Eggs are also a good source of Vitamin A, providing you with 6% of the recommended daily average. Vitamin A deficiency is one of the most common causes of blindness and eating eggs can help you reduce the risk.
Builds Muscles and Bones
One of the best sources of protein, eggs can help you build muscle mass and maintain our bones’ health. Protein is what stimulates our bodies to create tissues and give us strength. Getting enough protein is a must if you want to lower your blood pressure, help with weight loss, and maintain skin, blood, and cartilage health.
Eggs are also rich in amino acids that help our bodies get the most from our protein intake. These two compounds are the building blocks of life. They both play critical roles in our overall health.
Helps in Weight Loss
Everyone who has eaten an egg knows that they are very filling. And you don’t have to eat a lot of eggs to give you that full feeling. If you’re trying to lose weight or manage it, adding eggs to your menu can greatly help.
You don’t have to eat a lot to feel satiated, just an egg can help you lessen your portions without feeling deprived. Less food intake means fewer calories.
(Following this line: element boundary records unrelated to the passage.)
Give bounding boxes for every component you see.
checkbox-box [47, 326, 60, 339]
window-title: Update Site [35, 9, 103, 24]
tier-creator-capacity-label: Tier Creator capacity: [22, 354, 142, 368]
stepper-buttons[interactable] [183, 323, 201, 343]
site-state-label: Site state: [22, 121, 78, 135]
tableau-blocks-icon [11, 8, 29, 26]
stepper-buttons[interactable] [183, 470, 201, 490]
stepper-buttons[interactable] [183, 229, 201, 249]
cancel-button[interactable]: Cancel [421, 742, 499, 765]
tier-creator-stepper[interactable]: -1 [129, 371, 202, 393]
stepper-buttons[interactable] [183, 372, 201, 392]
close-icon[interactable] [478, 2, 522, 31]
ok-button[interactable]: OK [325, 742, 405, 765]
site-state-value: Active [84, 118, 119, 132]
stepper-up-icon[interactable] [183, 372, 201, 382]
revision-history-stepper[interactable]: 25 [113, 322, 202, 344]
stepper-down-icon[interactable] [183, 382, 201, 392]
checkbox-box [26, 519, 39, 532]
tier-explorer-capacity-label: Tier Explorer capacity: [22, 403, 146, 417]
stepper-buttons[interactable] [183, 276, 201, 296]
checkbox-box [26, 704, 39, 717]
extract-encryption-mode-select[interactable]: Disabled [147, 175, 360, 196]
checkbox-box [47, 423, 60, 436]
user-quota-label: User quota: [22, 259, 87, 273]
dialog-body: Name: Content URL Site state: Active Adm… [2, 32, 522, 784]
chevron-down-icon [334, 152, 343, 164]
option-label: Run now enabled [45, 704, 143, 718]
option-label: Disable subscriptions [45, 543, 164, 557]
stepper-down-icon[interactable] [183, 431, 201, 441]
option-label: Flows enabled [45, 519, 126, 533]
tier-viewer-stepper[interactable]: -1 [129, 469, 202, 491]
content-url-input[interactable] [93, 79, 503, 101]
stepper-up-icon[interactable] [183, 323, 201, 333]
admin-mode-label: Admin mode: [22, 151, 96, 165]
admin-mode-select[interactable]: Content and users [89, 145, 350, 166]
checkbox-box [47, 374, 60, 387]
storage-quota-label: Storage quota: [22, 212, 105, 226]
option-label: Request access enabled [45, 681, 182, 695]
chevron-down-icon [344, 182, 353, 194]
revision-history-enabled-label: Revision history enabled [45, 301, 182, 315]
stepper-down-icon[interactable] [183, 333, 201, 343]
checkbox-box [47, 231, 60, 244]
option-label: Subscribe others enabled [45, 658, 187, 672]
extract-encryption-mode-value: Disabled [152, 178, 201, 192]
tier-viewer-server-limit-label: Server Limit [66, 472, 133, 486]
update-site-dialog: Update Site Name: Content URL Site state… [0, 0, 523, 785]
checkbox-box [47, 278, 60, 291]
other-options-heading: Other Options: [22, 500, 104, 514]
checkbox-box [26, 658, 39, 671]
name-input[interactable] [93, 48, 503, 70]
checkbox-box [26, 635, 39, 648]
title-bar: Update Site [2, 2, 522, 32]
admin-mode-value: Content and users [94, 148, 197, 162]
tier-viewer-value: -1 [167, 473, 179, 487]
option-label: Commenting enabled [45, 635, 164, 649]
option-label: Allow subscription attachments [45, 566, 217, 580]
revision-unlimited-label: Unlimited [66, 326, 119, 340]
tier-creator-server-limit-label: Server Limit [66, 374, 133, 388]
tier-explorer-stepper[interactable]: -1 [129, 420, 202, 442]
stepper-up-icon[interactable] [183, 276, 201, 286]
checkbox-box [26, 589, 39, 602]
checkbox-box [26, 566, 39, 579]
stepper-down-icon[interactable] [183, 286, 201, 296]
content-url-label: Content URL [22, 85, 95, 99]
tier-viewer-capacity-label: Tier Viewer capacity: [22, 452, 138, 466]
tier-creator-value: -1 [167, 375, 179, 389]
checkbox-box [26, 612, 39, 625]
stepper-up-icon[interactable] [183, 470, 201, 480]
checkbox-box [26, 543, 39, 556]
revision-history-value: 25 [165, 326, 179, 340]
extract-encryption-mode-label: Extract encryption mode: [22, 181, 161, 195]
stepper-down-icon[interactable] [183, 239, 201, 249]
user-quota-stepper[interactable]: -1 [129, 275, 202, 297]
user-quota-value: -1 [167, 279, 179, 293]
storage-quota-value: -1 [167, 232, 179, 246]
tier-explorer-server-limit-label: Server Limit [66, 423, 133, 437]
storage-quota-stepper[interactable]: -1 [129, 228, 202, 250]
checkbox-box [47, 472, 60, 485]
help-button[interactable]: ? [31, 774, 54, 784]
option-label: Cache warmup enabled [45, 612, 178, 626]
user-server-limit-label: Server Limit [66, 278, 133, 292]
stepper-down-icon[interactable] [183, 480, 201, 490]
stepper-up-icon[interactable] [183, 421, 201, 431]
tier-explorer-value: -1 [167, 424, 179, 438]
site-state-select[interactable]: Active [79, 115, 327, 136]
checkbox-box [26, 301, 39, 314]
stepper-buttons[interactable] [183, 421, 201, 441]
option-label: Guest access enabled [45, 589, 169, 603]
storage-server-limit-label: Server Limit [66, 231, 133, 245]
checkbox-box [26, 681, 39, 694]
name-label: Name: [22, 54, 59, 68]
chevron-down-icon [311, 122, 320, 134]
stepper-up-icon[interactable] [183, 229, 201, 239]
In the days gone by, eggs were under fire for being linked to an increase in risks of heart diseases and strokes. Eggs were previously believed to be bad for our heart because of the amount of cholesterol found in them. Today, studies show that there are no associations with egg intake and these conditions.
As mentioned earlier, the high levels of HDL in eggs are proven to reduce the risk of strokes. Low-density lipoprotein (LDL), known as the bad cholesterol, form small, dense particles in your blood. Eggs help our bodies turn these small particles into larger ones which have a lower chance of causing heart problems.
On the other hand, eggs can increase the risk of heart health issues if you have type 2 diabetes. Although still in need of further research, it doesn’t hurt to play on the safe side by limiting your egg intake.
Triglycerides are a type of fat or lipid found in our blood. When we have an excess of calories in our system, our bodies convert them into triglycerides which are then stored in our fat cells. Having high levels of these in our bodies may up our risk of heart problems.
Eggs that are enriched with Omega-3 can help lower triglycerides in our bodies. Eggs that come from chickens that are fed with feeds that are laden with omega-3 provide more fatty acids than those that are not. Although fish, nuts, and seeds are naturally rich with Omega-3, preferring enriched eggs can give you a substantial amount of it.
If you’re a vegan and don’t want to partake of Omega-3 as they come from fish, you can forego them and opt for those that are not fortified.